During the hurricane, the country ordered its citizens that “it was forbidden to die.” Roydis and Walfrido Antonio Valdes Perez ignored this order. Before the hurricane, every citizen in danger is ordered to evacuate. Alberto Manzano Martinez, another one of the fatalities, ignored this order. If preserving lives wasn’t, sometimes, a slogan for political propaganda, the State would understand that evacuating isn’t just a question of putting everyone on a bus on the corner of San Lazaro, but rather a certain exercise that doesn’t begin three days before the hurricane is about to strike.
People don’t evacuate because they were afraid of losing the little they have. In a country where even spare parts are hard to come by, it’s difficult to persuade a human being that the little they have is so little that they can leave it behind. That’s why it was hard for families living on the blocks near the Amejeiras hospital to abandon their homes. So much so, that Maria Lombillo swears that nobody went by her house. “Nobody, nobody came here, evacuate? pshhhh.” Even her brother, a young 20-something-year-old man shouted out to her: “My dear, they did come here and you said that you weren’t going to evacuate.”

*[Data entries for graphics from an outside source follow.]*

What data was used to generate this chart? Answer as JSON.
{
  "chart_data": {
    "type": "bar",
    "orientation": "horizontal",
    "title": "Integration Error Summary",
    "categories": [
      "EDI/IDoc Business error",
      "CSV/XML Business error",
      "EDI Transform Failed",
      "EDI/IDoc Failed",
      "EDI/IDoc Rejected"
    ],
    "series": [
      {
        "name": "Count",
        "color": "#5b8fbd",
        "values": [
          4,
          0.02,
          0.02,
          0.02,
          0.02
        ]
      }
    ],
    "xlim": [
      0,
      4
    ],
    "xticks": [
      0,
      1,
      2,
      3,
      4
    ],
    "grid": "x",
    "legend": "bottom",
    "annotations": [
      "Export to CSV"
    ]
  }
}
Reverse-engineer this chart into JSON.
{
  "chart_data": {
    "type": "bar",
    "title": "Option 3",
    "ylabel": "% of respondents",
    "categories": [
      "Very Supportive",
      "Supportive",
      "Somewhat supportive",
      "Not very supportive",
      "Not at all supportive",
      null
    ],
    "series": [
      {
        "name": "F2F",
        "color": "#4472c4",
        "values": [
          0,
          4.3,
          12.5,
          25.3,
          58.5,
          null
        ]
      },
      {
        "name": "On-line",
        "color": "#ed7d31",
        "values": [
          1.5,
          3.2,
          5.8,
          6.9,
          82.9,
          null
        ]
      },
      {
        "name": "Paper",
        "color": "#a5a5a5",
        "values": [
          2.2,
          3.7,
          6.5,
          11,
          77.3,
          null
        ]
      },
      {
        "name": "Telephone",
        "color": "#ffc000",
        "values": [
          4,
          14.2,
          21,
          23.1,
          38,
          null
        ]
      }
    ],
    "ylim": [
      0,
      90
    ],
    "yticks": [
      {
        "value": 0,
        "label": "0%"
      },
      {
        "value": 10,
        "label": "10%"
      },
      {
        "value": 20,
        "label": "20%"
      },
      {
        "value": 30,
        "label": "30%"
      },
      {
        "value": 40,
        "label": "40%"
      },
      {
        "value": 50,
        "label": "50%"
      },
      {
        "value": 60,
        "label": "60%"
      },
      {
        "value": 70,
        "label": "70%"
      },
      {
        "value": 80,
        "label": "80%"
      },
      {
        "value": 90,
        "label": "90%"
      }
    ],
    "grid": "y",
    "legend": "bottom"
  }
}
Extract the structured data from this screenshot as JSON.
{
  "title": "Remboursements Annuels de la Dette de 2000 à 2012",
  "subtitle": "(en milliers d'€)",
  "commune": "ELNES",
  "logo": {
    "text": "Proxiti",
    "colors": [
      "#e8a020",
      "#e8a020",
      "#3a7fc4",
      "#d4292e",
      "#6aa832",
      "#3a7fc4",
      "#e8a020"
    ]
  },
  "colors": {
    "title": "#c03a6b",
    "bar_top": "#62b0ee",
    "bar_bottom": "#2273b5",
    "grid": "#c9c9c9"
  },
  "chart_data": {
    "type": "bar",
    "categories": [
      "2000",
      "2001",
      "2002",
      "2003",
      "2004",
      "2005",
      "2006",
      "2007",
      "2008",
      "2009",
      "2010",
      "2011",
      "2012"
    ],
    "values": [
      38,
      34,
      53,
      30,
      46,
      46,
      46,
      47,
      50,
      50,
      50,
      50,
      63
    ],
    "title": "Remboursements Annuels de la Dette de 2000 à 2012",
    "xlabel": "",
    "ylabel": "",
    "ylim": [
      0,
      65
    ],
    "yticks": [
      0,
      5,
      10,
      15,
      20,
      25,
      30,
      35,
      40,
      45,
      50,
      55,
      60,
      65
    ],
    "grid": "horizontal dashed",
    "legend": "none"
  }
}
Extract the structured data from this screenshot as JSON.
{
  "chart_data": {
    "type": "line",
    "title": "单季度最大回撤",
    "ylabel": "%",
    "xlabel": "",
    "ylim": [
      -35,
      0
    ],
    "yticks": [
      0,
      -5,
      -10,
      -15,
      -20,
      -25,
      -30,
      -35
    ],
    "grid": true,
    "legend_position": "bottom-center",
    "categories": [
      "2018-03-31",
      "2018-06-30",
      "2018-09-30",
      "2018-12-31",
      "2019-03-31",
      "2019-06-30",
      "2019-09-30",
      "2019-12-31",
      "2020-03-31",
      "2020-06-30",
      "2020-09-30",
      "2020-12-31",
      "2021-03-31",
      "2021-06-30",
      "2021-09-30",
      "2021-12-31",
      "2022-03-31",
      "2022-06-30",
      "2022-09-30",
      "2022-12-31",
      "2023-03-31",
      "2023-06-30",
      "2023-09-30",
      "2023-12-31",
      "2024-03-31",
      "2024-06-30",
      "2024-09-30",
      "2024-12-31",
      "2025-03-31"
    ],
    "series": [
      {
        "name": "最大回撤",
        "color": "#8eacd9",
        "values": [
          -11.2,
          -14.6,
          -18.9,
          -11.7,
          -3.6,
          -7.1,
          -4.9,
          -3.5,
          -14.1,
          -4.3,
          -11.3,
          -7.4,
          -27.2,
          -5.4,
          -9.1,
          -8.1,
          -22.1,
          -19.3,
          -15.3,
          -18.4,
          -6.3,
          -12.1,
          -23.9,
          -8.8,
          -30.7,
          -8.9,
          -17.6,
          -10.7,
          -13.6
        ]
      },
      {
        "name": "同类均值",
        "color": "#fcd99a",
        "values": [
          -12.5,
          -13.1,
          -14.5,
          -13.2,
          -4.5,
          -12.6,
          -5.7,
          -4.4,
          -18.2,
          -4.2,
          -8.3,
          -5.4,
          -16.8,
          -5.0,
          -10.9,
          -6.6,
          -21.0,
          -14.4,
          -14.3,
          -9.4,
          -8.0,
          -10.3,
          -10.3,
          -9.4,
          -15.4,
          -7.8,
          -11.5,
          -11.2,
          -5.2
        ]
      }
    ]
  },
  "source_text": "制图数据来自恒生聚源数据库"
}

Residents at no.744 have probably spent their entire lives living at no.744. That’s why they were afraid and didn’t evacuate. Not Eduardo though. He realized that “being there was to hand over your life” and he wanted them to take him “wherever”. Before the hurricane, he was so afraid of his house that he used to sleep in Maceo park, approximately three blocks away from the building. Eduardo comes from Alamar, a grey urbanization that was built reluctantly. The longest standing buildings in Alamar are 47 years old. When Alamar, which was built with the worst materials and least-skilled hands, is 60 years old, it will be like Central Havana.